Villa Jovis
Die Villa Jovis war eine der zwölf Villen des römischen Kaisers Tiberius auf Capri, wohin er sich in den letzten Jahren seiner Herrschaft zurückgezogen hatte. Sie befindet sich auf der östlichen Spitze Capris direkt an der Steilküste auf dem heute Monte Tibero genannten Berg.
Übersetzt bedeutet der Name „Landhaus des Jupiter“, ein weiterer Name ist „Tiberius-Villa“. Plinius der Ältere bezeichnete den Palast, der im Norden und Osten 300 m steil ins Meer abfällt, auch als „Burg des Tiberius“.
Architektur
Der Palast ist in dem Hang errichtet, der zur Nordostspitze der Insel hinaufführt. So befindet sich die Hauptterrasse im Norden und Osten auf Geländeniveau, im Westen und Süden überragt sie aber den abfallenden Hang bis zu 40 m. Acht Stockwerke dienen hier als Subkonstruktion und beherbergen eine riesige, zentral gelegene Zisterne. In den westlichen Untergeschossen waren die Unterkünfte für das Gesinde untergebracht, im Süden die Thermen und die Verwaltungsräume. Im Geschoss unter der Hauptterrasse lagen die kaiserlichen Privatgemächer. Eine Doppeltreppe führte vom Eingang im untersten Geschoss acht Stockwerke hinauf auf die Hauptterrasse, wo die kaiserlichen Empfangs- und Speisesäle lagen. Insgesamt hat das Gebäude eine überbaute Fläche von 7000 m². Von den Materialien ist wenig erhalten, jedoch waren alle Stockwerke freskiert, der Boden mit Mosaiken ausgelegt und die Hauptterrasse mit verschiedenfarbigem Marmor ausgelegt. An der Nordseite führt ein überdachter Gang zu einem Portikus mit Speiseexedra, von wo aus man einen fantastischen Blick über den Golf von Neapel auf den Vesuv hat.

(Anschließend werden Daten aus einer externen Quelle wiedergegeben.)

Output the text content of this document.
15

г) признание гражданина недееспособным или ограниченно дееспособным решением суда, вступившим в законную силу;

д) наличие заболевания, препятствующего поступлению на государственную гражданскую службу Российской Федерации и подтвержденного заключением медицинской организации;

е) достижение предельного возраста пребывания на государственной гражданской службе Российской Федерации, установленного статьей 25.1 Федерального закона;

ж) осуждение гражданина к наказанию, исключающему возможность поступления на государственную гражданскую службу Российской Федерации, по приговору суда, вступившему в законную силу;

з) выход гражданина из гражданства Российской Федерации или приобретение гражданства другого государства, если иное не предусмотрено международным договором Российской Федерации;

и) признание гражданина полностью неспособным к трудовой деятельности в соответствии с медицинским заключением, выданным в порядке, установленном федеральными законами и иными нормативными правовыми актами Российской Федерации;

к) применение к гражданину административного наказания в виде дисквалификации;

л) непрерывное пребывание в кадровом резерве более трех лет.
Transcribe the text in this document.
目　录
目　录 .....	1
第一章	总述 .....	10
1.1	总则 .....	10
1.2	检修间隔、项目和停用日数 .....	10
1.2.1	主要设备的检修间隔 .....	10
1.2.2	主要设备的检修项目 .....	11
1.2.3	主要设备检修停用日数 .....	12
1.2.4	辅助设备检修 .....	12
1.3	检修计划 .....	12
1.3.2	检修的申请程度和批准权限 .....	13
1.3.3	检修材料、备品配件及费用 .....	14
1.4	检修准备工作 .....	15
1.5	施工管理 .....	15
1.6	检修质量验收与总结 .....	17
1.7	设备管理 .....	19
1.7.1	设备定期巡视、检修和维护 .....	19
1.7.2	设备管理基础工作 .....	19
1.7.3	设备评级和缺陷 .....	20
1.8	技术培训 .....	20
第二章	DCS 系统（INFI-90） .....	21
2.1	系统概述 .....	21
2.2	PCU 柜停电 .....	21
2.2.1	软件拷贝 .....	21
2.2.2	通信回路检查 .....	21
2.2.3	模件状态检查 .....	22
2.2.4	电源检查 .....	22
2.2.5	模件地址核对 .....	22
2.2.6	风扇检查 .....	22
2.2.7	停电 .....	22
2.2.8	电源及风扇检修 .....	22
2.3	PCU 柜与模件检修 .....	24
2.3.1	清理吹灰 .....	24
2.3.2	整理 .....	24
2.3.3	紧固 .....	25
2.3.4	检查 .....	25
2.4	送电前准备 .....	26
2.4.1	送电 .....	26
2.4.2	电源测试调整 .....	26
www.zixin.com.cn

Neben dem Gebäude befanden sich auf dem Anwesen noch Wälder, Gärten, Nymphäen, ein erhaltener Signalturm für die Kommunikation mit Rom und ein „Leuchtturm“ zur astrologischen Beobachtung. Die Fundamente dieses Turmes sind so gewaltig, dass der Leuchtturm wohl mit dem Weltwunder von Alexandria konkurrieren konnte – Krause schätzt seine Höhe auf ca. 130 m.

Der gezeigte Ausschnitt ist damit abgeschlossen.